I have a picture of Lou Reed over my bed, so yeah, you can bet I'll be enjoying this. Great post pxe2000.
posted by Mapes at 6:55 PM on February 23, 2008


Mapes, is one of those other photos Robert Creeley?
posted by dobbs at 8:19 PM on February 23, 2008


lupus_yonderboy, I woke up this morning thinking about your comments in this thread. What came to mind about Nico's son was that until the self-help 12 step meetings movement took a grassroots hold on the American population and then went mainstream with Oprah Winfrey's shows about dysfunctional families in the late 1980's, there was little protection legally for kids who were abused as Ari was.

And Ari was abused, maliciously neglected, pushed towards death's precipice by adults who weren't capable of parenting. That group of people, Andy's circle, seemed profoundly anti child, as if that kind of innocence were despicable or contemptible. Maybe the core of it was that they wanted their indulgences gratified, like children, and were envious of children who were authentically entitled to behaving like children?

pxe2000, been going through those videos this morning. They are stunning. More like a poetry reading, or poetic dialog between Lou Reed and John Cale. Fascinating the dance of animosity, the complex story behind these songs and that, while this is a sort of tribute that both men abandoned and avoided Warhol his last five years of life.

It's so poignant looking at these two middle aged men, whose faces openly show their various life pains, singing/playing about a man who was at the center of their lives for a number of years and also caused them a good deal of pain. Looking them up on Wikipedia I see that Lou Reed and John Cale were born days apart. Lou Reed, born March 2 1942 and John Cale born March 9 1942.

I'd never heard of Andy being called Drella before and now I know it's a combination of Dracula and Cinderella, it's so perfect a label. the Dracula part embodies what I think of as the core issue of pathological narcissism, NPD. The Cinderella part epitomizes for me his histrionic side, his HPD, which I think he vented by surrounding himself with histrionic types, HPD by proxy.

It adds a whole new dimension to listening to/watching these videos.
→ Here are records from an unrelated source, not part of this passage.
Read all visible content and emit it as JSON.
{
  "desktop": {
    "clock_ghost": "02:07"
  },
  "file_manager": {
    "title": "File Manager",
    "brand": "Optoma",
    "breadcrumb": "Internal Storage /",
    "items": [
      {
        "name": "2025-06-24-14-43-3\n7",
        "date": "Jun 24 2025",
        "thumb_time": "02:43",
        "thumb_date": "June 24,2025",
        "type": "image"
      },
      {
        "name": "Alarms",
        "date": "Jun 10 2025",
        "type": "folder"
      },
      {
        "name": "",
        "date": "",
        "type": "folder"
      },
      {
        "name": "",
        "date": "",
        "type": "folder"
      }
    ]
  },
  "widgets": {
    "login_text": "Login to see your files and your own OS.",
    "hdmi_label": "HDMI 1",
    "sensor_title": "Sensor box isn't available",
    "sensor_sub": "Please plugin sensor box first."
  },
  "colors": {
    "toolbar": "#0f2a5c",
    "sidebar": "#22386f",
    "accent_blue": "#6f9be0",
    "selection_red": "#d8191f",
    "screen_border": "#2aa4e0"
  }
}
Reading that Andy died in '87, Nico died in '88 and Drella was put on stage in '89, it's especially interesting to contemplate the feelings between the men as they perform this, knowing that Reed and Cale had both slept with Nico, fought over her and known that Andy had watched this troubling triangle, or quadruple or whatever it was.

Interesting also in one of your links it says, After the project, Cale vowed never to work with Reed again.

Thank you for putting together this amazing opus of Reed and Cale videos.
posted by nickyskye at 9:01 AM on February 24, 2008


The summer of 1990 I primarily listened to two CD's: Songs for Drella and Goo.
posted by Rashomon at 5:27 PM on February 25, 2008


This is a cool thread. I have absolutely no idea what anyone's writing about and it sounds interesting. You all put up links I'll read. Nice post, pxe2000.